Pengertian modul juga dikemukan oleh Nasution (2010),
modul merupakan suatu kesatuan yang bulat dan lengkap yang
terdiri atas serangkaian kegiatan belajar yang secara empirik
telah terbukti memberi hasil belajar yang efektif untuk
mencapai tujuan yang dirumuskan secara jelas dan spesifik.
Sejalan dengan pengertian tersebut, Sabri (2007) juga
mengemukakan pengertian modul yaitu modul merupakan
suatu unit yang lengkap yang terdiri dari rangkaian kegiatan
belajar yang disusun untuk membantu siswa mencapai tujuan
yang telah dirumuskan. Modul merupakan suatu paket
kurikulum yang disediakan untuk dapat digunakan siswa belajar
sendiri, sehingga tanpa kehadiran guru siswa dapat belajar
secara mandiri.
Menurut Winkel (2004) modul merupakan satuan
program belajar mengajar terkecil, yang dipelajari oleh siswa
sendiri secara perseorangan atau diajarkan oleh siswa kepada
dirinya sendiri (self instructional), setelah siswa menyelesaikan
satuan yang satu, siswa akan mempelajari satuan berikutnya.

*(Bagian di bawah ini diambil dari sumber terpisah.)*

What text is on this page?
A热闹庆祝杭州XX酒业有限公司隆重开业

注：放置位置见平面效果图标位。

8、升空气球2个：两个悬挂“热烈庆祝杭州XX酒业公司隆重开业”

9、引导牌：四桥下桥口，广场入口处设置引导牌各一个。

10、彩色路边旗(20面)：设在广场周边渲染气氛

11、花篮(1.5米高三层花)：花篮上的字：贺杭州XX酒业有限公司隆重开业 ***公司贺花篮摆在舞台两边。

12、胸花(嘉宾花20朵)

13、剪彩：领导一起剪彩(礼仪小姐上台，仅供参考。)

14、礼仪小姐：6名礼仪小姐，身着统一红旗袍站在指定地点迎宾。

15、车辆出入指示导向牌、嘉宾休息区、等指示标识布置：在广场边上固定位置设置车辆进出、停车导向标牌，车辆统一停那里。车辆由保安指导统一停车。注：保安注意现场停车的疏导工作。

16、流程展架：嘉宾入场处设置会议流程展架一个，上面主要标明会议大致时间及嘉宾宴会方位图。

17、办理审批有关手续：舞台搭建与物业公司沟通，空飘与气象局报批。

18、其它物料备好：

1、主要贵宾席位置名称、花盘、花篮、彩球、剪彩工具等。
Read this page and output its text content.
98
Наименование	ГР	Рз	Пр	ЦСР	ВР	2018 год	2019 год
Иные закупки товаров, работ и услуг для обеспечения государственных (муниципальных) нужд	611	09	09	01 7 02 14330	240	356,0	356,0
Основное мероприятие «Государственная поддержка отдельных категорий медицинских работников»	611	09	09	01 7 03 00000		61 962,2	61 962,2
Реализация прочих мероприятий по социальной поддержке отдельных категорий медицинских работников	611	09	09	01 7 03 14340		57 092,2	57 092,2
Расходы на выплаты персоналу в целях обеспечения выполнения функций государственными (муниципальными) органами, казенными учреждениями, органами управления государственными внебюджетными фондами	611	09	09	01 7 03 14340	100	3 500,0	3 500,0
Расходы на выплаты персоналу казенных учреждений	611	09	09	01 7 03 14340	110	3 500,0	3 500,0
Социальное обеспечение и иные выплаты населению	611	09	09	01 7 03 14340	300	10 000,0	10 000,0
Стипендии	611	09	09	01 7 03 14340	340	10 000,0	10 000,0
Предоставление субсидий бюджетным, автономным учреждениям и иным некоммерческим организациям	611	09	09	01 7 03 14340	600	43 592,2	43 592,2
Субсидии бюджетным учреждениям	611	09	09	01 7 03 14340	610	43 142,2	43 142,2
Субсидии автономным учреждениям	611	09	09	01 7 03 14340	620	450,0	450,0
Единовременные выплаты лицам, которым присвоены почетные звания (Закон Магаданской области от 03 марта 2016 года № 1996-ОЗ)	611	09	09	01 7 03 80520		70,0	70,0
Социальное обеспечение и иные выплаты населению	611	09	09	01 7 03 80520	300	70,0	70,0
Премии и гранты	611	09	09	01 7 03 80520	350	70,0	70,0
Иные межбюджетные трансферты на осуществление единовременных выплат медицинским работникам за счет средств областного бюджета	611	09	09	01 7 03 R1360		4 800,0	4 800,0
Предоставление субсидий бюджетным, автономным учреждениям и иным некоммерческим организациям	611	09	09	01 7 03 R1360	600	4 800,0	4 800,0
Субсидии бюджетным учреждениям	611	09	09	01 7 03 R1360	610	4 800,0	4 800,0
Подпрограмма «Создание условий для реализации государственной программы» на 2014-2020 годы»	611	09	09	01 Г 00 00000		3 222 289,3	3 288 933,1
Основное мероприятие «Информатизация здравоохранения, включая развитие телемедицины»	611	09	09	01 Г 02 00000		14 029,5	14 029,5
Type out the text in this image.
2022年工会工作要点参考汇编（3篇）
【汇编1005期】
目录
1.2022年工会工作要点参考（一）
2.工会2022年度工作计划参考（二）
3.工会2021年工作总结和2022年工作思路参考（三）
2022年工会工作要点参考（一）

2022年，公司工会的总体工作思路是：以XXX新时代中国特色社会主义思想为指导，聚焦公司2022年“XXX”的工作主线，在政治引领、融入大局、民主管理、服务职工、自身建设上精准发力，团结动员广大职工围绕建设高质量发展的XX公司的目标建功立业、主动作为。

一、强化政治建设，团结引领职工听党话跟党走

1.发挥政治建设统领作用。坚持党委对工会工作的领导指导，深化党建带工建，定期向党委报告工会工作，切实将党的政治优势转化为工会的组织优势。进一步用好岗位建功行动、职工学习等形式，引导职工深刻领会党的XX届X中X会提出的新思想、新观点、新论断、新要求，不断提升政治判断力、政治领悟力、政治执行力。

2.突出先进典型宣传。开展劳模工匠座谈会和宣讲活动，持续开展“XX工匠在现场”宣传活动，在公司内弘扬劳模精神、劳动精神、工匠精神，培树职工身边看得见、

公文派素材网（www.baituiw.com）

Berdasarkan pengertian di atas maka penelitian akan
menggunakan teori modul dari Nasution (2010) yaitu bahwa
modul merupakan suatu kesatuan yang bulat dan lengkap yang
terdiri atas serangkaian kegiatan belajar yang secara empirik
telah terbukti memberi hasil belajar yang efektif untuk
mencapai tujuan yang dirumuskan secara jelas dan spesifik.
b. Tujuan Pembelajaran Modul
Menurut Sabri (2007) sistem pembelajaran modul
dipandang lebih efektif karena pembelajaran modul merupakan
salah satu bentuk pembelajaran mandiri yang dapat
membimbing siswa untuk belajar sendiri mengenai materi
pembelajaran tanpa adanya campur tangan guru atau dosen.
Tujuan dari pembelajaran modul adalah sebagai berikut: Siswa
9
dapat belajar sesuai dengan cara mereka masing-masing; Siswa
mempunyai kesempatan untuk belajar sesuai dengan kecepatan
masing-masing; Siswa dapat memilih topik pembelajaran yang
diminati, karena siswa tidak mempunyai pola minat yang sama
untuk mencapai tujuan yang sama; Siswa diberi kesempatan
untuk mengenal kelebihan dan kekurangannya dan
memperbaiki kelemahannya melalui program remidial.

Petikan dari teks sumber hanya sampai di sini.